Tuesday, September 27, 2016

Magic of require extensions

Magic of babel register

Some development tools are like magic. Babel require hook, at least to me, is such a tool. Not only does it convert the flashy ES6 and ES7 to plain old ES5, which itself is quite awesome, it does so on the fly. You make one require call to babel-register and then require any js file with ES6/ES7 code and it just works!

I needed to do something like what it does at work. So to learn how it work I peeked into babel-register's source. It's very small. The the transpiling stuff is done by babel core so they were outside the source. I was after the stuff that does the require magic and within minutes I found what I was looking for.

Require extensions.

Require extensions allow you to define a function describing what to do when a file with a given extension is required. Can't get more flexible than that!

Here is a way to extend require to text files.

fs = require('fs');

// Now you can require '.txt' files
require.extensions['.txt'] = (m, filename) => {
  m.exports = fs.readFileSync(filename, 'utf8');

const text = require('./test.txt')
console.log(text); // Cool!

This is cool! But..

It's deprecated.

In fact its been deprecated for a while. Node versions as early as 0.10 documents it as deprecated. But it has survived close to 3 years and many versions to appear in node version 6 as well. Even the documentation admits that its unlikely to go away.
Since the Module system is locked, this feature will probably never go away.
But it also say,
However, it may have subtle bugs and complexities that are best left untouched.
I don't know about its internal bugs. But complexities might occur because it may compel developers to publish non-javascript packages for javascript projects. For example someone can write the entire source of their package using TypeScript. And only in the entry point to the package use require extensions to register a require extension for .ts. This handler can use a transform function to compile TypeScript to javascript dynamically.

I can see two reasons why this is bad.
  • Require extensions is global.
The .ts extension handler set by this package could be over-written by another package that use TypeScript. 
The second package could be using a compiler for a different version of TypeScript. Now that compiler will try to compile the first package's TypeScript sources and will break it!
  • Compilation unnecessarily takes time
When an application developer install the package written in TypeScript he/she will be compiling it every time their app is run. But the packages source won't change. So they will be compiling the same source files over and over again.
If the source is precompiled and published these problems does not occur.

Its not hard to understand that using require extensions this way should be avoided. But what about using it for development? Development is where we use babel-register. Development is where I needed it too.

My Use-case

Many projects run tests for front end code in node. Many projects use webpack to compile front end code from jsx and ES6/ES7 stuff to plain js. With webpack we can use special require calls that invoke webpack loaders. For this reason test tools like jest, enzyme and others need some special configuration to work with webpack. In kadirahq's storyshots project we provide an easy way for these projects to run snapshot tests.
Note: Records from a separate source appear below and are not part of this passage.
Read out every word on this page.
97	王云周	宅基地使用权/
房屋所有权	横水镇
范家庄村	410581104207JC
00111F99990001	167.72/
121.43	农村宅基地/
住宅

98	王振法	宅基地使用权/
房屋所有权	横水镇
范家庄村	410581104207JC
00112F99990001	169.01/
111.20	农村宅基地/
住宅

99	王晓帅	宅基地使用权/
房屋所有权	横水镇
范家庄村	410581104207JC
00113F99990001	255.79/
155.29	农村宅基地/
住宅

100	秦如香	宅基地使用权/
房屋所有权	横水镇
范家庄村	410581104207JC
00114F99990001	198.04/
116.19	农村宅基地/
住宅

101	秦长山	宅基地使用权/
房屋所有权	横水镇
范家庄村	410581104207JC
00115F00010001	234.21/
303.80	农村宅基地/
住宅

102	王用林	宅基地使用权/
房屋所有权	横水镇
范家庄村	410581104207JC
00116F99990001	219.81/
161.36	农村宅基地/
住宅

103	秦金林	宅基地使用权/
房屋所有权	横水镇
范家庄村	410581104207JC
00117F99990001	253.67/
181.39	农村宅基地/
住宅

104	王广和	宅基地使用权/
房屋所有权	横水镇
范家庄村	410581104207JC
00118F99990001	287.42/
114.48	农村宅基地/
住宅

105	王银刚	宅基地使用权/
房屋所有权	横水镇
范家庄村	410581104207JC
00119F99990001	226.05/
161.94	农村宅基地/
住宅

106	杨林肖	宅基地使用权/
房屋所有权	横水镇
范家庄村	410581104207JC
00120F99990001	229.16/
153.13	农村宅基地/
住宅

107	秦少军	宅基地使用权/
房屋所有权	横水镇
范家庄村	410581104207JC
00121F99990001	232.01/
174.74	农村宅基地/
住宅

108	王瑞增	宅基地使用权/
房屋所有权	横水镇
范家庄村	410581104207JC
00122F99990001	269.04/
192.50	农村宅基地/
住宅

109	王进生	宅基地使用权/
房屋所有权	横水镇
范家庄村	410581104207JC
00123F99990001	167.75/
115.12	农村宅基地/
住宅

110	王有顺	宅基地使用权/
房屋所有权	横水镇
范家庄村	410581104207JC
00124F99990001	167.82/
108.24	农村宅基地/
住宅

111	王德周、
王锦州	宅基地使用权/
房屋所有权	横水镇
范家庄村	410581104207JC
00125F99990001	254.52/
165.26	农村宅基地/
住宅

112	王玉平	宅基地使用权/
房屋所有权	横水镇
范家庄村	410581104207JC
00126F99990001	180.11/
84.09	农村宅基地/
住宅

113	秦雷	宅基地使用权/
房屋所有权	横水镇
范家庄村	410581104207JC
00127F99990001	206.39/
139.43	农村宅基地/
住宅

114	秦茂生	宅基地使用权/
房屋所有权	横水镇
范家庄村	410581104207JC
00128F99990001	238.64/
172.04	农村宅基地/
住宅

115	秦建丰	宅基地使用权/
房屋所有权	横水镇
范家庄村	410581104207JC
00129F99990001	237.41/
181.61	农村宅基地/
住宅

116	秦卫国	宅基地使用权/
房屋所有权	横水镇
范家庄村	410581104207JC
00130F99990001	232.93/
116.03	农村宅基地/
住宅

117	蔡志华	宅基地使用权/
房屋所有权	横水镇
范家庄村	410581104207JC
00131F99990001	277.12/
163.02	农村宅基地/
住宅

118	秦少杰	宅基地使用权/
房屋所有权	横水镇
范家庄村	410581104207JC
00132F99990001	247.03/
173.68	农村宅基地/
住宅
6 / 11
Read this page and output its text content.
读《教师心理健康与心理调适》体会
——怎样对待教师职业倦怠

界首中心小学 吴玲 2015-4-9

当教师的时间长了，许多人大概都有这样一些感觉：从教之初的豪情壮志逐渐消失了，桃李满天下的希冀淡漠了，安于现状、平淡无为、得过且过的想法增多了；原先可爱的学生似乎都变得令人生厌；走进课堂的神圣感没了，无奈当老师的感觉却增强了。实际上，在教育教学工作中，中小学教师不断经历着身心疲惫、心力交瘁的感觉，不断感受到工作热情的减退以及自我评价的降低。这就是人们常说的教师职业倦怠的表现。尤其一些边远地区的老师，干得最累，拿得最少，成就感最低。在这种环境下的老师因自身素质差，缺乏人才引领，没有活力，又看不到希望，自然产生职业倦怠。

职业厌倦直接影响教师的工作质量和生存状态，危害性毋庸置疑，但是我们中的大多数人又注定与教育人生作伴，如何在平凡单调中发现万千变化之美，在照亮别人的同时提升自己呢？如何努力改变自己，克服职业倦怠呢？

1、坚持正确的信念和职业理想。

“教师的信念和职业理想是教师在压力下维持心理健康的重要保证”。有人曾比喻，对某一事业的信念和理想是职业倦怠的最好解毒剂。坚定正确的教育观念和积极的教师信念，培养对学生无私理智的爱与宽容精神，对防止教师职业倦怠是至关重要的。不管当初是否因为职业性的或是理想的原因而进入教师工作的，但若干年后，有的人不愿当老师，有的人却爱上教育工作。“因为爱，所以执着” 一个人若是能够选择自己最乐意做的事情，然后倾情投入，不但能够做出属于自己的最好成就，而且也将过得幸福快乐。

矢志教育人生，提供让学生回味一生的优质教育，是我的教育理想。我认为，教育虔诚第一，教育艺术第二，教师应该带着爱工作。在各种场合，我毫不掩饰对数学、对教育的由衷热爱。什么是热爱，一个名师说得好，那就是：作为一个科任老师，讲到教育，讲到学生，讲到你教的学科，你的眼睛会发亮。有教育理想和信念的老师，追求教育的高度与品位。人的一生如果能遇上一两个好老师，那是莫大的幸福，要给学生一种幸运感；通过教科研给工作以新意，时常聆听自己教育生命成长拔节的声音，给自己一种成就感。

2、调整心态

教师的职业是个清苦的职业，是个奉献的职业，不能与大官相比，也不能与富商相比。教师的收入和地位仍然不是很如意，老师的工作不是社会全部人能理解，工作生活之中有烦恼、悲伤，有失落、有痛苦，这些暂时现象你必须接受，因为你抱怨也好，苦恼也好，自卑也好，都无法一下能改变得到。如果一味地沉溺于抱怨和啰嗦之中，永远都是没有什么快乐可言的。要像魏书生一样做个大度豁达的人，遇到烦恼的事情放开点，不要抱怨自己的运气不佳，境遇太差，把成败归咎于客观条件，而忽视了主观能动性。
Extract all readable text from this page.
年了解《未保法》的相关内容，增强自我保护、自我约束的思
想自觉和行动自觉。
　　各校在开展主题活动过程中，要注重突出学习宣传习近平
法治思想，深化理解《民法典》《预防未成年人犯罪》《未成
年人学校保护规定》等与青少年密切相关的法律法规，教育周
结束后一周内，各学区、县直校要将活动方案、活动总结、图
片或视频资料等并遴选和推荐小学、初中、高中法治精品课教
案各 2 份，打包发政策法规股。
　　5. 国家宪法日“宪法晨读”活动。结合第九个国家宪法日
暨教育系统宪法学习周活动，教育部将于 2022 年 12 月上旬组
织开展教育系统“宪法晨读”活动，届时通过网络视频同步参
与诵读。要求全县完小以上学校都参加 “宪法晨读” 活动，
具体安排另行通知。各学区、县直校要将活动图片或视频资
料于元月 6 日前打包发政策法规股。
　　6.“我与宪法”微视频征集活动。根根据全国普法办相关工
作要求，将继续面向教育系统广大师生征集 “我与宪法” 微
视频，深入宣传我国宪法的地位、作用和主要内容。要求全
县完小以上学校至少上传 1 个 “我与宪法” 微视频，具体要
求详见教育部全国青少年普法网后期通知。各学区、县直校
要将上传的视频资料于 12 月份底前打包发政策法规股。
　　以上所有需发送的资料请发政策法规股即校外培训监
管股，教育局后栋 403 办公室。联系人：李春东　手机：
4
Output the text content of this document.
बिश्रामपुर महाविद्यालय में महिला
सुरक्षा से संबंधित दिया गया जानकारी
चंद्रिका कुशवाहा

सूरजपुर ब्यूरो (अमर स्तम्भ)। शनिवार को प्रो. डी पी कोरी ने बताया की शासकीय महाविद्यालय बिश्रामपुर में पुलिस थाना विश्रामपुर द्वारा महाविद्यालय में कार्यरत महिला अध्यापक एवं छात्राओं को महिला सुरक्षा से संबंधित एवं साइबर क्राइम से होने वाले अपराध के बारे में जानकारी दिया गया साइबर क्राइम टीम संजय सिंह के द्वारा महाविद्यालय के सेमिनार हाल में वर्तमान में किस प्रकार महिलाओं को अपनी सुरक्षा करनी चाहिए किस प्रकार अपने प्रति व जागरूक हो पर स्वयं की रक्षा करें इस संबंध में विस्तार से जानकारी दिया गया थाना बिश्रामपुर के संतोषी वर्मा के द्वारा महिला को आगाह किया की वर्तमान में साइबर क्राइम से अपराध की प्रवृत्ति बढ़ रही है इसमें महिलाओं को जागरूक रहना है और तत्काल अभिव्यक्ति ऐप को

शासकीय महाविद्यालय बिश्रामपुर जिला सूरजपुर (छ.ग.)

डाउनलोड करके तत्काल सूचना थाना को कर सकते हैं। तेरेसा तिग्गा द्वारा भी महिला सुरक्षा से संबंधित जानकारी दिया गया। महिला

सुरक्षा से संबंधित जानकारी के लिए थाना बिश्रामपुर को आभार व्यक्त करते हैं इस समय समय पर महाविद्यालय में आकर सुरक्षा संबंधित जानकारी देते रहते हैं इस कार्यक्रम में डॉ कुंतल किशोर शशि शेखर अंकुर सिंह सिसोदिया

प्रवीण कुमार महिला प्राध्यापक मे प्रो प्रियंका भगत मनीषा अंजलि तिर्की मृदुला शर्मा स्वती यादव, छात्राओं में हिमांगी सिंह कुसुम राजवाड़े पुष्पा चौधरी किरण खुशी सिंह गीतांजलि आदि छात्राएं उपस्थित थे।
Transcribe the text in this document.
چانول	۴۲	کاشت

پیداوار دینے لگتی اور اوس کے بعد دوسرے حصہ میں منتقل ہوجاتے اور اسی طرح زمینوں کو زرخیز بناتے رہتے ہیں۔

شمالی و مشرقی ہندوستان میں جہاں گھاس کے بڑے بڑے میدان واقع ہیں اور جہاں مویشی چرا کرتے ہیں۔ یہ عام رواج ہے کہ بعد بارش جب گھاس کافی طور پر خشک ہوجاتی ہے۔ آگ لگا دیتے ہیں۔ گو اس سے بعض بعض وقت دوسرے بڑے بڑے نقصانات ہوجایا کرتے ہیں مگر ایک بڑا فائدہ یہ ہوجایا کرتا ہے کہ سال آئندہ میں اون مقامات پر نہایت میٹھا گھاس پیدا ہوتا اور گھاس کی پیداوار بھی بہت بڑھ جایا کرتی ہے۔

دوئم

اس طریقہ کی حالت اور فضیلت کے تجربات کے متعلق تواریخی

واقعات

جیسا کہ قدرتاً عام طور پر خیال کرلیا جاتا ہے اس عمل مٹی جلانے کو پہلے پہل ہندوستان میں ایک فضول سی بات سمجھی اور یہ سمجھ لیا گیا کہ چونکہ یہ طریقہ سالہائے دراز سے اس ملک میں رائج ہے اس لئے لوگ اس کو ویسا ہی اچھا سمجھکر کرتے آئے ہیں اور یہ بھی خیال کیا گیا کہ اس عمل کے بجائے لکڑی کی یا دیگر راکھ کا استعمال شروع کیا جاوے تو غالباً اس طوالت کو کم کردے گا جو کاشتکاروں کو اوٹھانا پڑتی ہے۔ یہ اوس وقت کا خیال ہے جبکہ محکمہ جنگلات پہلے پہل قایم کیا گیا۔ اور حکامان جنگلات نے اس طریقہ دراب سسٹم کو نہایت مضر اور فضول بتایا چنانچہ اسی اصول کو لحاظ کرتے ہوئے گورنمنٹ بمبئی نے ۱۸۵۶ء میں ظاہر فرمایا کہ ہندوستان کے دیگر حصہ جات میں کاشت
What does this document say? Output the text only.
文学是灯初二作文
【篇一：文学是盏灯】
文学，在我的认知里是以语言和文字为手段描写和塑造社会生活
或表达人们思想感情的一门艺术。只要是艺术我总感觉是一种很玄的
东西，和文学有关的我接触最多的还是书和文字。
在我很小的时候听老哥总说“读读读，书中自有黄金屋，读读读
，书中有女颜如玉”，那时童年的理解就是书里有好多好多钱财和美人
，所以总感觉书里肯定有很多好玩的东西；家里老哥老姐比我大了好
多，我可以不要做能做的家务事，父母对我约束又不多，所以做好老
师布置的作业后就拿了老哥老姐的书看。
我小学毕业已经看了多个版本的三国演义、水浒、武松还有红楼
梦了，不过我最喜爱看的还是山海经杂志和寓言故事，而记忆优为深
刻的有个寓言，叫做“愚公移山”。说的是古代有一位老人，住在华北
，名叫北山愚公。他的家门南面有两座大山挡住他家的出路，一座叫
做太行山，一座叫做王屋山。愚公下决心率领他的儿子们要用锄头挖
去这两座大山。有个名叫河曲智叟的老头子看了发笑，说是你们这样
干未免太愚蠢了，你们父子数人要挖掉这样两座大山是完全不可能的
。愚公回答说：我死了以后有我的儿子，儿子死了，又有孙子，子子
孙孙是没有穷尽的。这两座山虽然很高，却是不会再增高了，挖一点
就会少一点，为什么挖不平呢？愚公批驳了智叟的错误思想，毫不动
For more info read its introduction on Kadira voice. In storyshots we have a simple setup that use babel-register, and we needed it to work with webpack loaders.

So if we want a to run the front end code on node we have to run webpack on node. Tests are run often so should run fast. Running webpack and saving a file and then requiring it again takes time. It's common for a webpack build to take around 5 seconds. That is what we tried to avoid with require extensions.

We made a substitute for webpack loaders in a few lines using require extensions.

const loader = loaders[ext];

require.extensions[`.${ext}`] = (m, filepath) => {
  m.exports = loader(filepath);

The loader function mimics some loader for the file extension ext.

For example following mimics the url loader for jpgs.

loaders['jpg'] = filepath => filepath;

If we consider css content is not important for our tests, because say we only need to test if we add the correct css classes at correct places, we can ignore css with a loader function like following.

loaders['css'] = () => null;

Useful enough to take a measured risk

Transpilers are put to heavy use these days with lots of react and ES6 development going on. If dared to be used, require extensions could help to develop more magic-like tools like babel-register.